The advisory, co‑authored by CISA, FBI, NSA, EPA, DOE and USCYBERCOM, notes the use of ports commonly associated with OT protocols (44818, 2222, 102, 502 and others, plus T0885) and deployment of Dropbear SSH on victim endpoints to maintain remote access. Behaviour resembles prior PLC attacks attributed to pro‑Iran groups such as CyberAv3ngers.
Key Points
- Iran-affiliated APT actors have targeted Internet-facing PLCs across energy, water/wastewater and government sectors.
- Primary targets included Rockwell/Allen‑Bradley CompactLogix and Micro850 controllers; attackers used Studio 5000 Logix Designer to establish connections.
- Observed tactics: manipulation of PLC project files and tampering with HMI/SCADA displays — causing operational disruption and financial loss in some cases.
- Malicious traffic was observed on OT-related ports (44818, 2222, 102, 22, 502 and T0885); Dropbear SSH was deployed to gain remote access.
- Activity mirrors past PLC intrusions (eg, CyberAv3ngers) and comes amid heightened US–Iran hostilities.
- CISA recommends removing PLCs from direct Internet exposure, deploying secure gateways/firewalls, checking logs for IoCs and suspicious overseas hosting traffic, and setting physical controller switches to the correct mode.
Content summary
The article summarises a joint US government advisory about a campaign in which Iranian‑aligned actors accessed Internet‑exposed PLCs to manipulate files and displays and disrupt operations. Agencies observed malicious use of legitimate vendor tools and leased hosting to make accepted connections to controllers. The advisory lists affected device types, the network ports used, and indicators of compromise (IoCs). It urges immediate mitigations — removing direct Internet connectivity, monitoring logs for specific ports and overseas IPs, and contacting agencies and Rockwell Automation if compromise is suspected.

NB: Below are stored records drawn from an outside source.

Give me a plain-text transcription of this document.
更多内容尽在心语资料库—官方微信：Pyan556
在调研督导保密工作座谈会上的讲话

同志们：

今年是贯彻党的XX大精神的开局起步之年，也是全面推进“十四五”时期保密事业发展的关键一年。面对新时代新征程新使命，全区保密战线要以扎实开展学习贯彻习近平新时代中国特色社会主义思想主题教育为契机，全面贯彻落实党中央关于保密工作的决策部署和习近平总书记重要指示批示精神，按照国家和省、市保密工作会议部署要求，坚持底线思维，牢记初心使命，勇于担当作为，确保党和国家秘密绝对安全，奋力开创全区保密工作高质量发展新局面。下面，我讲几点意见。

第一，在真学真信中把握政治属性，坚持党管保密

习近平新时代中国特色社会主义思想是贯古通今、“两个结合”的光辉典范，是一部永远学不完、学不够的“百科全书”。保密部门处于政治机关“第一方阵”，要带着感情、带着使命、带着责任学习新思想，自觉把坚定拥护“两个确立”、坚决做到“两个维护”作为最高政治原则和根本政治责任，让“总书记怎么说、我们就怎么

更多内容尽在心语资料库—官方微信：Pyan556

Experts quoted stress that Internet‑reachable OT is an inherent design flaw: exposure invites abuse whether by nation‑states or opportunistic actors. The alert includes practical guidance (eg, place Rockwell controllers’ physical mode switches in ‘run’) and IoCs for incident hunts.
Context and relevance
This advisory is important because it underscores two persistent trends: nation‑state actors are increasingly willing to target OT to cause real‑world disruption, and many operational environments remain misconfigured with controllers directly reachable from the Internet. For infrastructure operators, system integrators and security teams, the advisory is a timely reminder to re‑examine network architecture, enforce strong segmentation, and apply the simple mitigations CISA recommends now.

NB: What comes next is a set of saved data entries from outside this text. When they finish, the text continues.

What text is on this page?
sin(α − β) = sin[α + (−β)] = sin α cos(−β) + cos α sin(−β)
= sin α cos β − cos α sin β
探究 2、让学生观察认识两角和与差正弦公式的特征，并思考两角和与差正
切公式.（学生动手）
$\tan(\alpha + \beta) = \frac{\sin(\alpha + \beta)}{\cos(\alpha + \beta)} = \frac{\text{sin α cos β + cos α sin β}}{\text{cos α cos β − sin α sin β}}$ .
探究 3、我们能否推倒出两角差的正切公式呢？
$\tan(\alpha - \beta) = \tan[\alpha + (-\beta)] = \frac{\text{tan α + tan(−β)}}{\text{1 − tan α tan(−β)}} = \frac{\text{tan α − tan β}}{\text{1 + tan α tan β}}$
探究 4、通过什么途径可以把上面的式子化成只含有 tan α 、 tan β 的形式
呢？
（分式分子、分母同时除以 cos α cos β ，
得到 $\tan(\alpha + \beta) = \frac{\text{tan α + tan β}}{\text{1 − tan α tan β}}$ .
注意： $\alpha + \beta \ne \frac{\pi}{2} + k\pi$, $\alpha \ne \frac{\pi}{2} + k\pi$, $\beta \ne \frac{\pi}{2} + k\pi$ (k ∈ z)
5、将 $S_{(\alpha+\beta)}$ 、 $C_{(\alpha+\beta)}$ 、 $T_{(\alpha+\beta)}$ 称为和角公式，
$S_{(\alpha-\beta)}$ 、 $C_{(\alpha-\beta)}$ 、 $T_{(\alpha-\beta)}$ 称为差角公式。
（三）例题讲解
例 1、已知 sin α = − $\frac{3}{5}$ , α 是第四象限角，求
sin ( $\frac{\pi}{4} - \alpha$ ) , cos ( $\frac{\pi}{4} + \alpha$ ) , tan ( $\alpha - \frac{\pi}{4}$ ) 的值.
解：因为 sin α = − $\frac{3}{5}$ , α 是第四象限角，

For cyber defenders and decision makers, the incident ties into larger geopolitics — attacks surged with kinetic escalations — but the root problem is technical and fixable: remove public exposure, monitor the listed ports and IoCs, and coordinate with vendors and authorities if you see signs of compromise.
Why should I read this?
Short version: if you run, secure or depend on critical infrastructure — this is a direct hit to your playbook. It tells you what attackers used, which devices and ports to check, and exactly what CISA recommends you do immediately. No fluff — just the bits you need to decide whether you should be running an emergency hunt or a patch-and-segment job this afternoon.
Author style
Punchy. The piece highlights urgent, actionable intelligence from multiple US agencies — read the details if you manage OT or advise organisations that do. For general readers, it’s a concise snapshot of how nation‑state cyber operations are moving from espionage to tangible disruption.